Immutability helps, but it does not fix admin access
Immutable backups are designed to stop deletion or tampering for a defined period, even if an attacker gets admin credentials. This is a strong control against ransomware. It does not help if you cannot sign in to initiate a restore.
Immutability protects the backup data. Your admin access design protects your ability to use that data when you need it.
Least privilege applies to backup consoles too
Backup consoles often have “super admin” access that can delete backups, export data, and change retention. Do not hand that out casually. Separate roles where your platform allows it. Limit who can change settings versus who can perform restores.
Do not store all recovery keys in the same place
If your backup console credentials, MFA recovery codes, and encryption keys are all stored in the same password manager, you have one failure point again. Separate “normal operations” secrets from “emergency recovery” secrets.
Test the access path, not just the backup job
Many teams test restores but never test the ability to access the console under stress. A good quarterly test is simple: can your second admin sign in and start a restore without help? Can you locate the emergency credentials without logging into your normal IT systems?
Monitor emergency accounts like a fire alarm
Emergency access should trigger alerts. If the emergency admin signs in, somebody should know immediately. After an emergency account is used, rotate the credentials and re-secure them.
Summary and key takeaways
- Backups fail in incidents when you lose admin access, not just when jobs fail.
- Separate three layers: console admin access, backup job credentials, and storage/platform access.
- Use at least two named backup console admins, not a shared login.
- Have a break-glass path for the backup platform, controlled and tested.
- Remove “one phone” as the only way to pass MFA for backup access.
- Store backup encryption keys and emergency credentials offline, and make sure the business controls them.
- Review backup access whenever staff change roles or leave.
If you do nothing else, do this: make sure you are not relying on one admin login and one MFA device for your ability to restore.
FAQ
Isn’t one admin account simpler and therefore safer?
It is simpler. It is not safer. It creates a single point of failure for recovery. In an incident, redundancy matters more than simplicity.
Do I need a break-glass account if I already have two admins?
Often, yes. Two admins protects you from one person being unavailable. Break-glass protects you from both normal admin accounts being blocked by the same problem, such as a policy mistake or an MFA outage.
Should break-glass accounts skip MFA?
Not automatically.

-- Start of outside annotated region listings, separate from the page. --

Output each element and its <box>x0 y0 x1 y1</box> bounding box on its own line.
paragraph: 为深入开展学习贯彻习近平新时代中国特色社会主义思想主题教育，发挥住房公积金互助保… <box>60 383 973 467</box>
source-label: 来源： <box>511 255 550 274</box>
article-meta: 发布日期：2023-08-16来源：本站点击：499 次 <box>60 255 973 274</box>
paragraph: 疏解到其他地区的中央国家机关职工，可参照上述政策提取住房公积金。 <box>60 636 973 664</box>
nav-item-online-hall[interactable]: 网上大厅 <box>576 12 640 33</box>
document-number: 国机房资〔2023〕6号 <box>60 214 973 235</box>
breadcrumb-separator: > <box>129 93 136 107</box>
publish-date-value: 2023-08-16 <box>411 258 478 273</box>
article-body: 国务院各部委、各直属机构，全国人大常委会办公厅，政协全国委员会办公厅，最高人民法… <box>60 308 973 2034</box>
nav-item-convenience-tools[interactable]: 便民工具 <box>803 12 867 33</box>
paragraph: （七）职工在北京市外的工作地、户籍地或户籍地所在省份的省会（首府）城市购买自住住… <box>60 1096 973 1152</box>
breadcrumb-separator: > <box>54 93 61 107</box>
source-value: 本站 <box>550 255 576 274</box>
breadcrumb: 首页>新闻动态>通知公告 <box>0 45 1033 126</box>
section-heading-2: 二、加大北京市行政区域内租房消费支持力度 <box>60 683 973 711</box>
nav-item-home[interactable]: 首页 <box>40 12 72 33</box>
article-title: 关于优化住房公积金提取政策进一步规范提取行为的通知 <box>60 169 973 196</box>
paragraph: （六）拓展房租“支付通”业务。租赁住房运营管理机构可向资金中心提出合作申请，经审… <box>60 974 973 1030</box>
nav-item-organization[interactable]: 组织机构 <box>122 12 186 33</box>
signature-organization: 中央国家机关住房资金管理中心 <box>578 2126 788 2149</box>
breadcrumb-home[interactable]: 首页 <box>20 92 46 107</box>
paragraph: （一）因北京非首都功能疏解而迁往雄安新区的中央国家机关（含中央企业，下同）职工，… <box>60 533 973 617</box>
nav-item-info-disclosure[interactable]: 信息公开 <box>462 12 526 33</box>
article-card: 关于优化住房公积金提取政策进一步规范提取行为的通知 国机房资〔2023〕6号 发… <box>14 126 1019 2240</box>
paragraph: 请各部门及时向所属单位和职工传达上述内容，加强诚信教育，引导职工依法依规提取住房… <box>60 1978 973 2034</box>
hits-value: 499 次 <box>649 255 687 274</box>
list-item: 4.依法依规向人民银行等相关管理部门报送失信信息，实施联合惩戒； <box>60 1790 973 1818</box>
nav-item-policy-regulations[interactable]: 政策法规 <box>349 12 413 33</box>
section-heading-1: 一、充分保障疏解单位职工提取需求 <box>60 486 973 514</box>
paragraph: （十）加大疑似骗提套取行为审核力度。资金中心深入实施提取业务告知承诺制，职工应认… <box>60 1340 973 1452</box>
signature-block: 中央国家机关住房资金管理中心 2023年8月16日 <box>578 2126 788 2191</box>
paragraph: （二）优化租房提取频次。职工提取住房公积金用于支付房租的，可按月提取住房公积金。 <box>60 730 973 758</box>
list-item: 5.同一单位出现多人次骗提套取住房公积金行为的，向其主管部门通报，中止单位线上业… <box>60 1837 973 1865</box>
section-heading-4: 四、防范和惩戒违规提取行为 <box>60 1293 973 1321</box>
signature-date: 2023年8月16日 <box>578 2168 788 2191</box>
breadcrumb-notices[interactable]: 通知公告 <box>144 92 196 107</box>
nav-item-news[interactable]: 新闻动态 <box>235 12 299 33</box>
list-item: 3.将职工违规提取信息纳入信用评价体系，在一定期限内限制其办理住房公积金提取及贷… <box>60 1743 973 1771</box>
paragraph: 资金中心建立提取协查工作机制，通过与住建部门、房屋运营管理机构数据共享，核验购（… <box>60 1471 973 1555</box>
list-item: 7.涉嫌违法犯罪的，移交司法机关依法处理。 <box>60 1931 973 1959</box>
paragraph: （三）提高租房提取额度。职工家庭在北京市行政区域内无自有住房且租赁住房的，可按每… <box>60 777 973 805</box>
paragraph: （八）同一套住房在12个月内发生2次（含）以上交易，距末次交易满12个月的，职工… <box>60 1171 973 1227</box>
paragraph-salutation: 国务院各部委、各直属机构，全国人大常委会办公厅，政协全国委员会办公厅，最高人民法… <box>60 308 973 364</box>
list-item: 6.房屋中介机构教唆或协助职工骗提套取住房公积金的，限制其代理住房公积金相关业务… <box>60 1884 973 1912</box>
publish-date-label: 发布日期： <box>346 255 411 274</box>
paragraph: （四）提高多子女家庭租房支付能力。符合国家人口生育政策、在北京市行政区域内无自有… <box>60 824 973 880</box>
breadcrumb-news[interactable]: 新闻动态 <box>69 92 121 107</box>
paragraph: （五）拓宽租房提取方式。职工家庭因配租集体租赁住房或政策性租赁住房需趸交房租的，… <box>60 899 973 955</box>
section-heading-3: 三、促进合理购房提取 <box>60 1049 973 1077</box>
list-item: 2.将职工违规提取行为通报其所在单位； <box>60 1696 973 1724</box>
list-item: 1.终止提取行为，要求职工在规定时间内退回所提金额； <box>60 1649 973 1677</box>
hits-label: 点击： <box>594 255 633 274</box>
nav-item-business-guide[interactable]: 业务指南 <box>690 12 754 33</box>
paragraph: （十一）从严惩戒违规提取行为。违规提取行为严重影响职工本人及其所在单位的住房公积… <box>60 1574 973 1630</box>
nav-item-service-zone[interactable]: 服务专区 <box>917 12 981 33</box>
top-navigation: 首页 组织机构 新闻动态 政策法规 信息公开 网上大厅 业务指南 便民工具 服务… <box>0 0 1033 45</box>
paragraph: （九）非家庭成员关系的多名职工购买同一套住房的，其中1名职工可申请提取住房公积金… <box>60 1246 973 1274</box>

The goal is to make emergency access possible when normal methods fail, without creating an easy target. Hardware-based MFA and offline-controlled credentials can help balance this.
Where should we store break-glass credentials?
Somewhere not dependent on your normal IT tools working. An offline method, access-controlled and logged, is usually the safest. Avoid storing the only copy inside the same password vault you may lose access to during an incident.
What about shared admin logins for the backup console?
Avoid them. Shared logins kill accountability and make it hard to know who did what. Use individual accounts and manage access properly.
If we use a managed backup provider, does this still matter?
Yes. You still need to know who can request restores, who can approve destructive actions, and how you regain access if the provider cannot be reached quickly.
Does immutability solve this problem?
No. Immutability helps stop backups being deleted or encrypted. It does not help if you cannot log in to the backup system or you cannot find the encryption key needed to restore.
How often should we test backup admin access?
At least quarterly, and after any major change such as new MFA policies, staff changes, or backup platform changes. Keep the test short: sign in with the second admin and run a small test restore.
We are tiny. Is this overkill?
No. This is one of the few backup improvements that is cheap and high-impact. Small businesses are often the most exposed to “one person, one account” risks.